To guarantee that you are $99$ percent likely not to have too many passengers show up, you are looking for the one-sided $z$-test (because you don't care if too few people show up) at $99$ percent, which yields $z = 2.33$. That is,

$$ 0.85n + 2.33(0.357\sqrt{n}) \leq 144 $$

I trust you can take it from here on in.

Answer 2

If you sell $n$ tickets, what's the probability that too many people show up? Well, if $n \leq 144$ it's $0$. If $n=145$, the probability that too many people show up is $.85^{145}$ which is needless to say, tiny.

In general this is a binomial distribution. Meaning that if you sell $n$ tickets, the probability that $k$ people will show up is ${n \choose k} .85^k.15^{n-k}$.

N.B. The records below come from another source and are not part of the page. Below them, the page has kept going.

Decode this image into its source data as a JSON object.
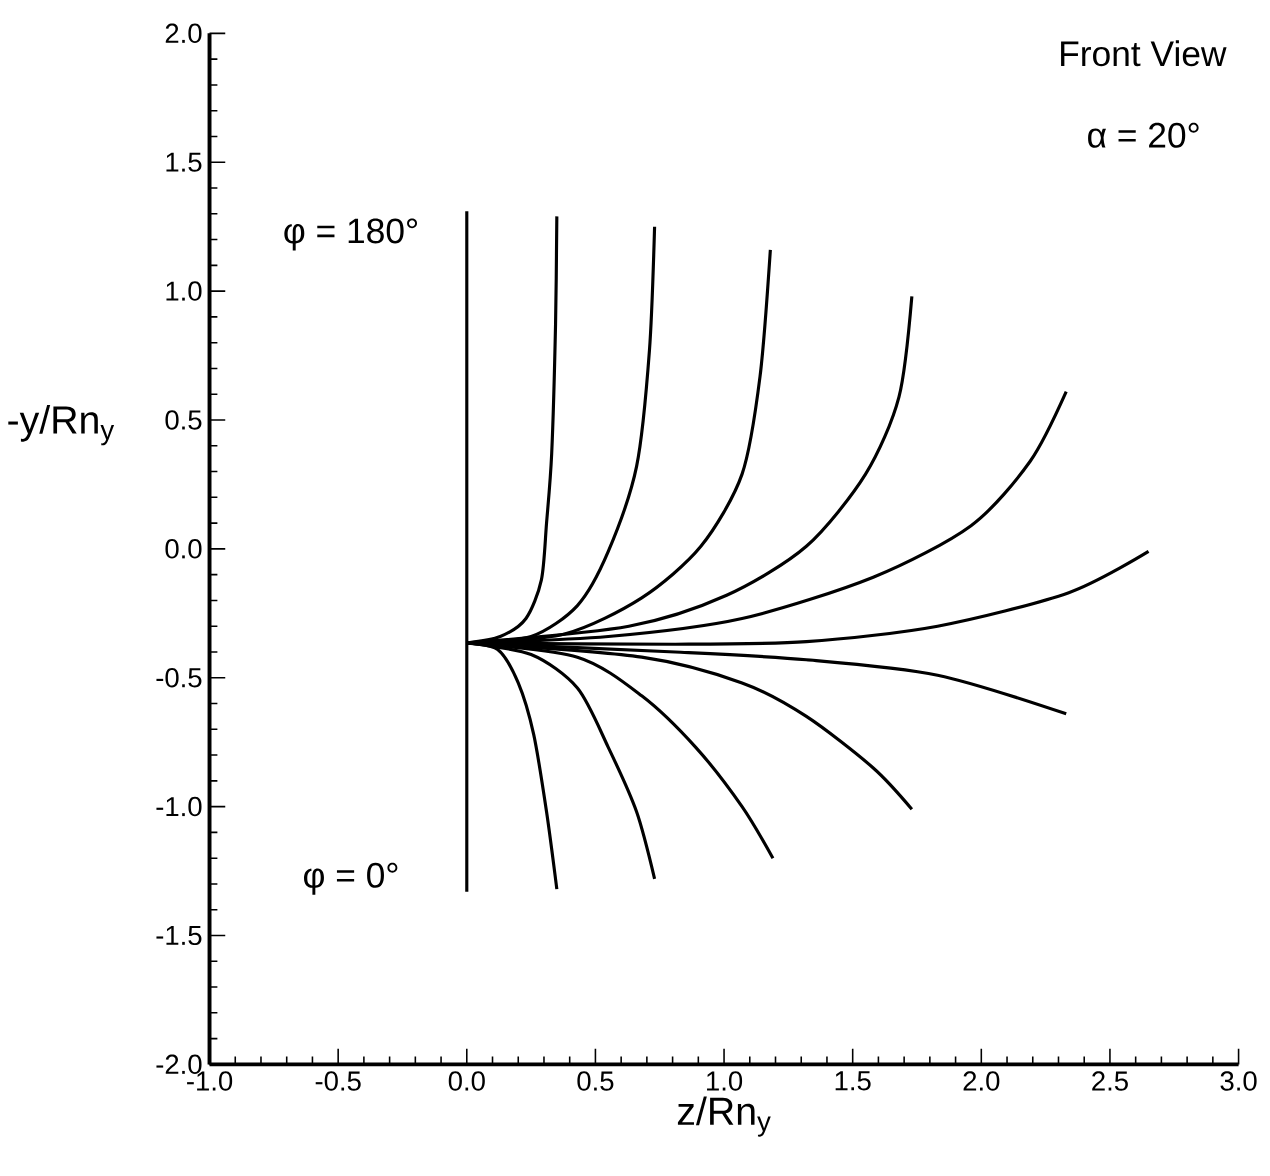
{
  "chart_data": {
    "type": "line",
    "xlabel": "z/Rn$_{y}$",
    "ylabel": "-y/Rn$_{y}$",
    "xlim": [
      -1,
      3
    ],
    "ylim": [
      -2,
      2
    ],
    "xticks": [
      {
        "value": -1,
        "label": "-1.0"
      },
      {
        "value": -0.5,
        "label": "-0.5"
      },
      {
        "value": 0,
        "label": "0.0"
      },
      {
        "value": 0.5,
        "label": "0.5"
      },
      {
        "value": 1,
        "label": "1.0"
      },
      {
        "value": 1.5,
        "label": "1.5"
      },
      {
        "value": 2,
        "label": "2.0"
      },
      {
        "value": 2.5,
        "label": "2.5"
      },
      {
        "value": 3,
        "label": "3.0"
      }
    ],
    "yticks": [
      {
        "value": -2,
        "label": "-2.0"
      },
      {
        "value": -1.5,
        "label": "-1.5"
      },
      {
        "value": -1,
        "label": "-1.0"
      },
      {
        "value": -0.5,
        "label": "-0.5"
      },
      {
        "value": 0,
        "label": "0.0"
      },
      {
        "value": 0.5,
        "label": "0.5"
      },
      {
        "value": 1,
        "label": "1.0"
      },
      {
        "value": 1.5,
        "label": "1.5"
      },
      {
        "value": 2,
        "label": "2.0"
      }
    ],
    "grid": false,
    "marker": "none",
    "line_style": "solid",
    "series": [
      {
        "color": "#000000",
        "x": [
          0,
          0
        ],
        "values": [
          1.31,
          -1.33
        ]
      },
      {
        "color": "#000000",
        "x": [
          0,
          0.13,
          0.23,
          0.29,
          0.31,
          0.33,
          0.345,
          0.35
        ],
        "values": [
          -0.365,
          -0.34,
          -0.27,
          -0.12,
          0.1,
          0.37,
          0.87,
          1.29
        ]
      },
      {
        "color": "#000000",
        "x": [
          0,
          0.25,
          0.43,
          0.55,
          0.66,
          0.71,
          0.73
        ],
        "values": [
          -0.365,
          -0.34,
          -0.22,
          -0.01,
          0.32,
          0.77,
          1.25
        ]
      },
      {
        "color": "#000000",
        "x": [
          0,
          0.38,
          0.68,
          0.91,
          1.07,
          1.14,
          1.18
        ],
        "values": [
          -0.365,
          -0.33,
          -0.19,
          0.01,
          0.29,
          0.67,
          1.16
        ]
      },
      {
        "color": "#000000",
        "x": [
          0,
          0.63,
          1.01,
          1.32,
          1.55,
          1.68,
          1.73
        ],
        "values": [
          -0.365,
          -0.3,
          -0.18,
          0.01,
          0.29,
          0.59,
          0.98
        ]
      },
      {
        "color": "#000000",
        "x": [
          0,
          0.55,
          1.07,
          1.58,
          1.96,
          2.19,
          2.33
        ],
        "values": [
          -0.365,
          -0.34,
          -0.27,
          -0.11,
          0.09,
          0.34,
          0.61
        ]
      },
      {
        "color": "#000000",
        "x": [
          0,
          0.81,
          1.32,
          1.83,
          2.34,
          2.65
        ],
        "values": [
          -0.365,
          -0.37,
          -0.36,
          -0.3,
          -0.17,
          -0.01
        ]
      },
      {
        "color": "#000000",
        "x": [
          0,
          0.81,
          1.32,
          1.83,
          2.33
        ],
        "values": [
          -0.365,
          -0.4,
          -0.43,
          -0.49,
          -0.64
        ]
      },
      {
        "color": "#000000",
        "x": [
          0,
          0.68,
          1.07,
          1.32,
          1.58,
          1.73
        ],
        "values": [
          -0.365,
          -0.42,
          -0.52,
          -0.65,
          -0.85,
          -1.01
        ]
      },
      {
        "color": "#000000",
        "x": [
          0,
          0.43,
          0.68,
          0.89,
          1.07,
          1.19
        ],
        "values": [
          -0.365,
          -0.42,
          -0.57,
          -0.77,
          -1.0,
          -1.2
        ]
      },
      {
        "color": "#000000",
        "x": [
          0,
          0.25,
          0.43,
          0.55,
          0.66,
          0.73
        ],
        "values": [
          -0.365,
          -0.41,
          -0.54,
          -0.77,
          -1.02,
          -1.28
        ]
      },
      {
        "color": "#000000",
        "x": [
          0,
          0.12,
          0.2,
          0.26,
          0.31,
          0.35
        ],
        "values": [
          -0.365,
          -0.39,
          -0.52,
          -0.72,
          -1.02,
          -1.32
        ]
      }
    ],
    "annotations": [
      "Front View",
      "α = 20°",
      "φ = 180°",
      "φ = 0°"
    ]
  }
}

So if you sell $n$ tickets, what's the probability that at most $144$ people arrive?

It is:

$$\sum\limits_{k=0}^{144}{n \choose k} .85^k.15^{n-k}$$

So you just need to solve the (nontrivial) inequality:

$$\sum\limits_{k=0}^{144}{n \choose k} .85^k.15^{n-k}\leq .99$$

for $n$.

You may write this in the perhaps more simplified way:

$$\sum\limits_{k=145}^{n}{n \choose k} .85^k.15^{n-k}\gt .01$$

Plug in some numbers to see what the probabilities are.

Answer 3

For each $n\in\mathbb{N}$ let $X_n \sim \mathrm{Binom}(n,0.85)$. Then each realization of $X_n$ will be the number of successes of $n$ trials, where each trial have a probability of 0.85 of succeeding. Your question reduces to finding the largest $n\in\mathbb{N}$ such that $P(X_n\leq 144)\geq 0.99$. We know the probability density function of the binomial distribution, it is: $$P(X_n=k)=p(k,n,0.85)= \frac{n!}{k!(n-k)!}0.85^k(1-0.85)^{n-k} \quad \quad \text{ for } k=0,...,n$$ Thus the probability of $(X_n\leq 144)$ is given by $$ P(X_n\leq 144) = \sum_{k=0}^{144} \frac{n!}{k!(n-k)!}0.85^k(1-0.85)^{n-k}. $$ Using R i've found out that \begin{align*} P(X_{156} \leq 144) &=0.9980396, \\ P(X_{157} \leq 144) &=0.9959136, \\ P(X_{158} \leq 144) &=0.9920622, \\ P(X_{159} \leq 144) &=0.9855424. \end{align*} Thus the largest integer $n\in\mathbb{N}$ such that $P(X_n\leq 144) \geq 0.99$ is $158$.